The Left Can’t Meme

It’s an old meme at this point that the left can’t meme. I had a great discussion last week with Brian Niemeier about his book, Don’t Give Money to People Who Hate You, and in it the subject of memeology of the left came up:

I mentioned a former friend that had an image of her turned into a meme, so she started trying to make her own memes of herself as some sort of gatcha. The results were as you would expect – a wall of text trying to explain something crowding out (and thus reducing the impact of) the picture.

Why is this?

My theory is that the left’s ideas are built on complex semiological constructs that point away from truth and thus require large formats to communicate properly. Or to put less succincly but more clearly:

To make an anology, one need not use words to explain beauty – all you need to do is point at the beautiful thing. A great painting needs no context:

Compare this to a pile of literal shit, which is something I assume has been done at least 100 times in the last 50 years by edgy “artists.” The “piece” will invariably be accompanied by a long caption explaining its meaning and significance.

This is because literal shit is not beautiful. You have to construct a large set of interrelated and often contradictory symbols for the viewer to “interpret” the “meaning” behind the art properly.

As my friend Jesse White tells me, “Art simply represents truth.”

Here’s a concrete example:

Get it? The towel is made of legos. I forgot to snap a picture of the caption explaining it, but the whole exhibit was like that. Absent an explanation, what does it MEAN?

This really points to the power of memes to point to the truth. All you need is an image and simple message.

The truth is usually contained in simple to understand concepts, and part of the complexity of leftist thought is trying to change the meaning of those simple words so that they become more subtle and, eventually, become impossible for anyone besides a priest of the cult to undertand and communicate properly.
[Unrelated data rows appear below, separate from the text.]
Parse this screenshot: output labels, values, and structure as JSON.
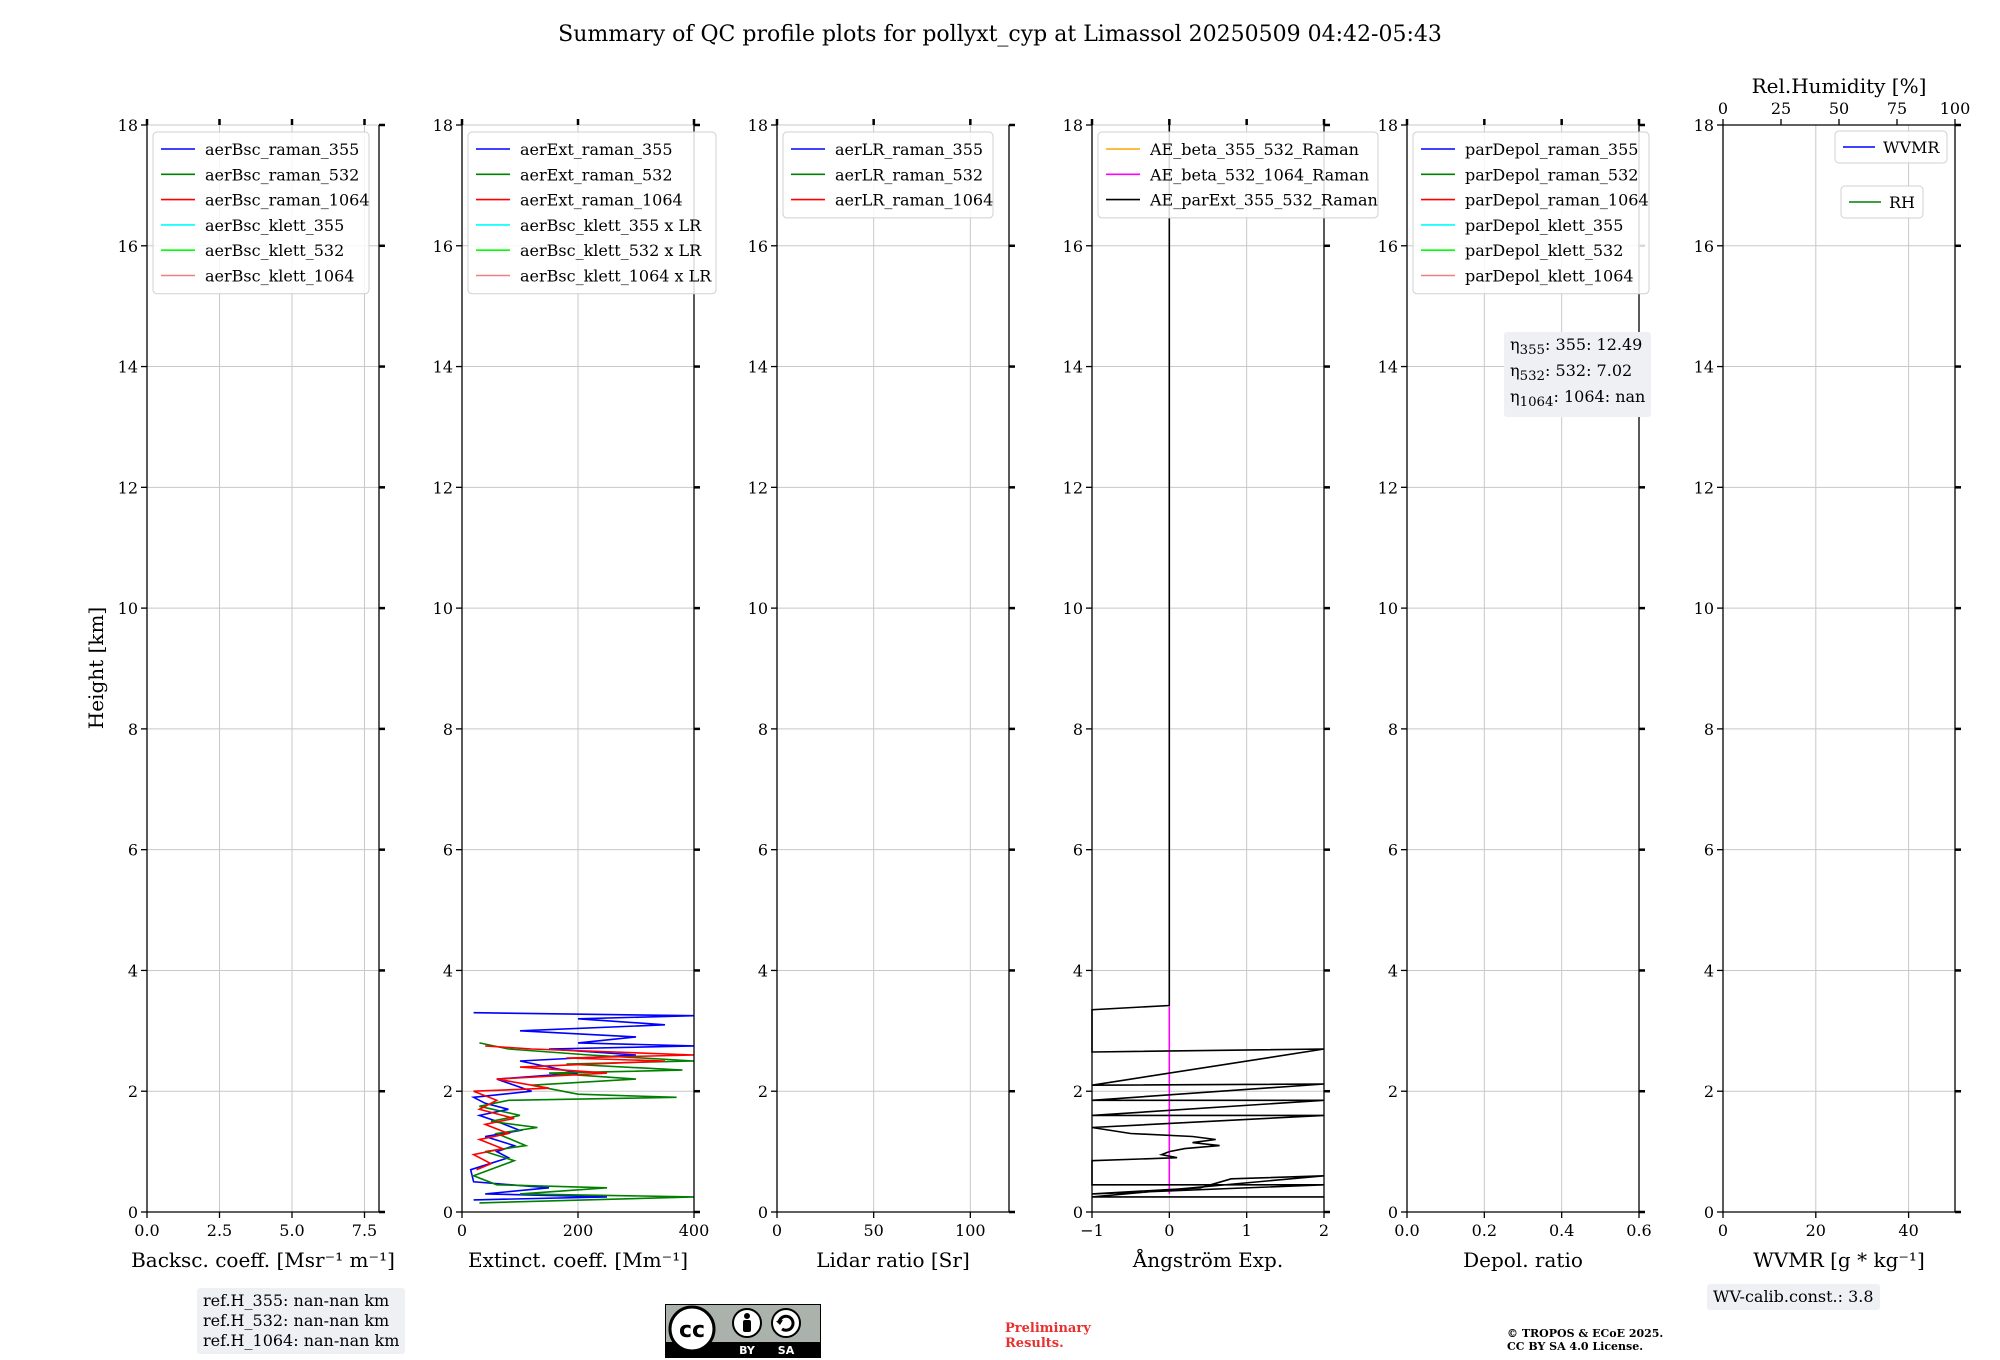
{
  "title": "Summary of QC profile plots for pollyxt_cyp at Limassol 20250509 04:42-05:43",
  "ylabel": "Height [km]",
  "chart_data": [
    {
      "type": "line",
      "id": "backscatter",
      "xlabel": "Backsc. coeff. [Msr⁻¹ m⁻¹]",
      "xlim": [
        0,
        8
      ],
      "xticks": [
        0,
        2.5,
        5,
        7.5
      ],
      "xticklabels": [
        "0.0",
        "2.5",
        "5.0",
        "7.5"
      ],
      "ylim": [
        0,
        18
      ],
      "yticks": [
        0,
        2,
        4,
        6,
        8,
        10,
        12,
        14,
        16,
        18
      ],
      "grid": true,
      "legend_loc": "upper-left",
      "series": [
        {
          "name": "aerBsc_raman_355",
          "color": "#0000ff",
          "points": []
        },
        {
          "name": "aerBsc_raman_532",
          "color": "#008000",
          "points": []
        },
        {
          "name": "aerBsc_raman_1064",
          "color": "#ff0000",
          "points": []
        },
        {
          "name": "aerBsc_klett_355",
          "color": "#00ffff",
          "points": []
        },
        {
          "name": "aerBsc_klett_532",
          "color": "#00ff00",
          "points": []
        },
        {
          "name": "aerBsc_klett_1064",
          "color": "#f08080",
          "points": []
        }
      ]
    },
    {
      "type": "line",
      "id": "extinction",
      "xlabel": "Extinct. coeff. [Mm⁻¹]",
      "xlim": [
        0,
        400
      ],
      "xticks": [
        0,
        200,
        400
      ],
      "xticklabels": [
        "0",
        "200",
        "400"
      ],
      "ylim": [
        0,
        18
      ],
      "yticks": [
        0,
        2,
        4,
        6,
        8,
        10,
        12,
        14,
        16,
        18
      ],
      "grid": true,
      "legend_loc": "upper-left",
      "series": [
        {
          "name": "aerExt_raman_355",
          "color": "#0000ff",
          "points": [
            [
              20,
              0.2
            ],
            [
              250,
              0.25
            ],
            [
              40,
              0.3
            ],
            [
              150,
              0.4
            ],
            [
              20,
              0.5
            ],
            [
              15,
              0.7
            ],
            [
              80,
              0.9
            ],
            [
              60,
              1.0
            ],
            [
              90,
              1.1
            ],
            [
              40,
              1.25
            ],
            [
              100,
              1.35
            ],
            [
              60,
              1.5
            ],
            [
              30,
              1.6
            ],
            [
              80,
              1.7
            ],
            [
              40,
              1.8
            ],
            [
              20,
              1.9
            ],
            [
              120,
              2.0
            ],
            [
              60,
              2.2
            ],
            [
              200,
              2.3
            ],
            [
              100,
              2.5
            ],
            [
              300,
              2.6
            ],
            [
              150,
              2.7
            ],
            [
              400,
              2.75
            ],
            [
              200,
              2.8
            ],
            [
              300,
              2.9
            ],
            [
              100,
              3.0
            ],
            [
              350,
              3.1
            ],
            [
              200,
              3.2
            ],
            [
              400,
              3.25
            ],
            [
              20,
              3.3
            ]
          ]
        },
        {
          "name": "aerExt_raman_532",
          "color": "#008000",
          "points": [
            [
              30,
              0.15
            ],
            [
              400,
              0.25
            ],
            [
              100,
              0.3
            ],
            [
              250,
              0.4
            ],
            [
              60,
              0.45
            ],
            [
              20,
              0.6
            ],
            [
              90,
              0.85
            ],
            [
              40,
              1.0
            ],
            [
              110,
              1.1
            ],
            [
              60,
              1.3
            ],
            [
              130,
              1.4
            ],
            [
              50,
              1.5
            ],
            [
              100,
              1.6
            ],
            [
              30,
              1.75
            ],
            [
              80,
              1.85
            ],
            [
              370,
              1.9
            ],
            [
              200,
              1.95
            ],
            [
              120,
              2.1
            ],
            [
              300,
              2.2
            ],
            [
              150,
              2.3
            ],
            [
              380,
              2.35
            ],
            [
              180,
              2.45
            ],
            [
              400,
              2.5
            ],
            [
              220,
              2.6
            ],
            [
              80,
              2.7
            ],
            [
              30,
              2.8
            ]
          ]
        },
        {
          "name": "aerExt_raman_1064",
          "color": "#ff0000",
          "points": [
            [
              25,
              0.7
            ],
            [
              50,
              0.8
            ],
            [
              20,
              0.95
            ],
            [
              70,
              1.05
            ],
            [
              30,
              1.2
            ],
            [
              80,
              1.3
            ],
            [
              40,
              1.45
            ],
            [
              90,
              1.55
            ],
            [
              30,
              1.7
            ],
            [
              60,
              1.85
            ],
            [
              20,
              2.0
            ],
            [
              150,
              2.05
            ],
            [
              60,
              2.2
            ],
            [
              250,
              2.3
            ],
            [
              100,
              2.4
            ],
            [
              350,
              2.5
            ],
            [
              180,
              2.55
            ],
            [
              400,
              2.6
            ],
            [
              120,
              2.7
            ],
            [
              40,
              2.75
            ]
          ]
        },
        {
          "name": "aerBsc_klett_355 x LR",
          "color": "#00ffff",
          "points": []
        },
        {
          "name": "aerBsc_klett_532 x LR",
          "color": "#00ff00",
          "points": []
        },
        {
          "name": "aerBsc_klett_1064 x LR",
          "color": "#f08080",
          "points": []
        }
      ]
    },
    {
      "type": "line",
      "id": "lidar_ratio",
      "xlabel": "Lidar ratio [Sr]",
      "xlim": [
        0,
        120
      ],
      "xticks": [
        0,
        50,
        100
      ],
      "xticklabels": [
        "0",
        "50",
        "100"
      ],
      "ylim": [
        0,
        18
      ],
      "yticks": [
        0,
        2,
        4,
        6,
        8,
        10,
        12,
        14,
        16,
        18
      ],
      "grid": true,
      "legend_loc": "upper-left",
      "series": [
        {
          "name": "aerLR_raman_355",
          "color": "#0000ff",
          "points": []
        },
        {
          "name": "aerLR_raman_532",
          "color": "#008000",
          "points": []
        },
        {
          "name": "aerLR_raman_1064",
          "color": "#ff0000",
          "points": []
        }
      ]
    },
    {
      "type": "line",
      "id": "angstrom",
      "xlabel": "Ångström Exp.",
      "xlim": [
        -1,
        2
      ],
      "xticks": [
        -1,
        0,
        1,
        2
      ],
      "xticklabels": [
        "−1",
        "0",
        "1",
        "2"
      ],
      "ylim": [
        0,
        18
      ],
      "yticks": [
        0,
        2,
        4,
        6,
        8,
        10,
        12,
        14,
        16,
        18
      ],
      "grid": true,
      "legend_loc": "upper-left",
      "series": [
        {
          "name": "AE_beta_355_532_Raman",
          "color": "#ffa500",
          "points": []
        },
        {
          "name": "AE_beta_532_1064_Raman",
          "color": "#ff00ff",
          "points": [
            [
              0,
              0.3
            ],
            [
              0,
              3.4
            ]
          ]
        },
        {
          "name": "AE_parExt_355_532_Raman",
          "color": "#000000",
          "points": [
            [
              0,
              18
            ],
            [
              0,
              3.42
            ],
            [
              -1,
              3.35
            ],
            [
              -1,
              2.65
            ],
            [
              2,
              2.7
            ],
            [
              -1,
              2.1
            ],
            [
              2,
              2.12
            ],
            [
              -1,
              1.85
            ],
            [
              2,
              1.85
            ],
            [
              -1,
              1.6
            ],
            [
              2,
              1.6
            ],
            [
              -1,
              1.4
            ],
            [
              -0.5,
              1.3
            ],
            [
              0.3,
              1.25
            ],
            [
              0.6,
              1.2
            ],
            [
              0.3,
              1.15
            ],
            [
              0.65,
              1.1
            ],
            [
              0.2,
              1.05
            ],
            [
              0,
              1.0
            ],
            [
              -0.1,
              0.95
            ],
            [
              0.1,
              0.9
            ],
            [
              -1,
              0.85
            ],
            [
              -1,
              0.45
            ],
            [
              2,
              0.45
            ],
            [
              -1,
              0.3
            ],
            [
              0.4,
              0.4
            ],
            [
              0.8,
              0.55
            ],
            [
              2,
              0.6
            ],
            [
              -1,
              0.25
            ],
            [
              2,
              0.25
            ]
          ]
        }
      ]
    },
    {
      "type": "line",
      "id": "depol",
      "xlabel": "Depol. ratio",
      "xlim": [
        0,
        0.6
      ],
      "xticks": [
        0,
        0.2,
        0.4,
        0.6
      ],
      "xticklabels": [
        "0.0",
        "0.2",
        "0.4",
        "0.6"
      ],
      "ylim": [
        0,
        18
      ],
      "yticks": [
        0,
        2,
        4,
        6,
        8,
        10,
        12,
        14,
        16,
        18
      ],
      "grid": true,
      "legend_loc": "upper-left",
      "series": [
        {
          "name": "parDepol_raman_355",
          "color": "#0000ff",
          "points": []
        },
        {
          "name": "parDepol_raman_532",
          "color": "#008000",
          "points": []
        },
        {
          "name": "parDepol_raman_1064",
          "color": "#ff0000",
          "points": []
        },
        {
          "name": "parDepol_klett_355",
          "color": "#00ffff",
          "points": []
        },
        {
          "name": "parDepol_klett_532",
          "color": "#00ff00",
          "points": []
        },
        {
          "name": "parDepol_klett_1064",
          "color": "#f08080",
          "points": []
        }
      ]
    },
    {
      "type": "line",
      "id": "wvmr",
      "xlabel": "WVMR [g * kg⁻¹]",
      "xlim": [
        0,
        50
      ],
      "xticks": [
        0,
        20,
        40
      ],
      "xticklabels": [
        "0",
        "20",
        "40"
      ],
      "top_xlabel": "Rel.Humidity [%]",
      "top_xlim": [
        0,
        100
      ],
      "top_xticks": [
        0,
        25,
        50,
        75,
        100
      ],
      "top_xticklabels": [
        "0",
        "25",
        "50",
        "75",
        "100"
      ],
      "ylim": [
        0,
        18
      ],
      "yticks": [
        0,
        2,
        4,
        6,
        8,
        10,
        12,
        14,
        16,
        18
      ],
      "grid": true,
      "legend_loc": "upper-right",
      "series": [
        {
          "name": "WVMR",
          "color": "#0000ff",
          "points": []
        },
        {
          "name": "RH",
          "color": "#008000",
          "points": []
        }
      ]
    }
  ],
  "annotations": {
    "eta": [
      "355: 12.49",
      "532: 7.02",
      "1064: nan"
    ],
    "ref_heights": [
      "ref.H_355: nan-nan km",
      "ref.H_532: nan-nan km",
      "ref.H_1064: nan-nan km"
    ],
    "wv_calib": "WV-calib.const.: 3.8",
    "cc_license_badge": {
      "cc": "cc",
      "by": "BY",
      "sa": "SA"
    },
    "preliminary": [
      "Preliminary",
      "Results."
    ],
    "copyright": [
      "© TROPOS & ECoE 2025.",
      "CC BY SA 4.0 License."
    ]
  }
}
“Justice” becomes modified to “Social Justice”

“Racism” no longer means the simple, easy-to-understand concept of “You no like because skin is different” to mean something full of inherit contradictions like “you can’t be racist against white people.” Just throw that bone to a lefty and get ready for an essay about a truckload of other concepts (such as “colonization” and “priviledge”), all of which are corrupted and redefined in order to provide a foundation for the larger idea.

You can’t easily communicate this sort of thing in a meme, or a comic, or in another format that facilitatles quick uptake and transmission of ideas.

Now, it’s not that the right-wing is totally free of these same semiological tendencies, but it is true that the communicators of the center and right don’t try to meme them. They meme the truth, and like a good joke by a stand-up commedian, people “get it.”

Another Explanation

I want to flip over and offer an alternative to my theory, which is not contradictory to my own and is, I think, also spot-on:

https://www.kukuruyo.com/2017/09/14/true-left-cant-meme/

The gist is that the left is focused entirely on the message to the exclusion of entertaining the audience, whereas the center and right are emphasizing the humor and bringing a message with it. They wouldn’t attempt to force the humor in deference to the message.

I think this is true, and it explains why hollywood movies seem so un-funny now, as well as ham-fisted with their politics. I’m not a believer in being “apolitical” – we are all political beings and have desires directed toward the body politic – but how those messages are attached, and where the emphasis is, matters.

Are you trying to tell a good story, and the message arises from that naturally, or are you starting with a message and trying to make the story “fit”? Even worse, are you taking another’s story and shoving your own politics up its ass (Looking at you, Star Wars)?

Audiences can smell the difference. That’s why so many gamers are upset about what The Last of Us 2 is going to deliver.

I write books. Politics exist in them, but I always seek to either tell a good yarn or inform first:

Also you should get this FREE ebook of me and a bunch of other cool authors:

4 Comments

  1. Great commentary on the OP, David! An insightful angle from Kukuruyo as well.

  2. Memes use rhetoric to point to truth. When your truth is, you know, actually THE TRUTH, the rhetoric almost writes itself.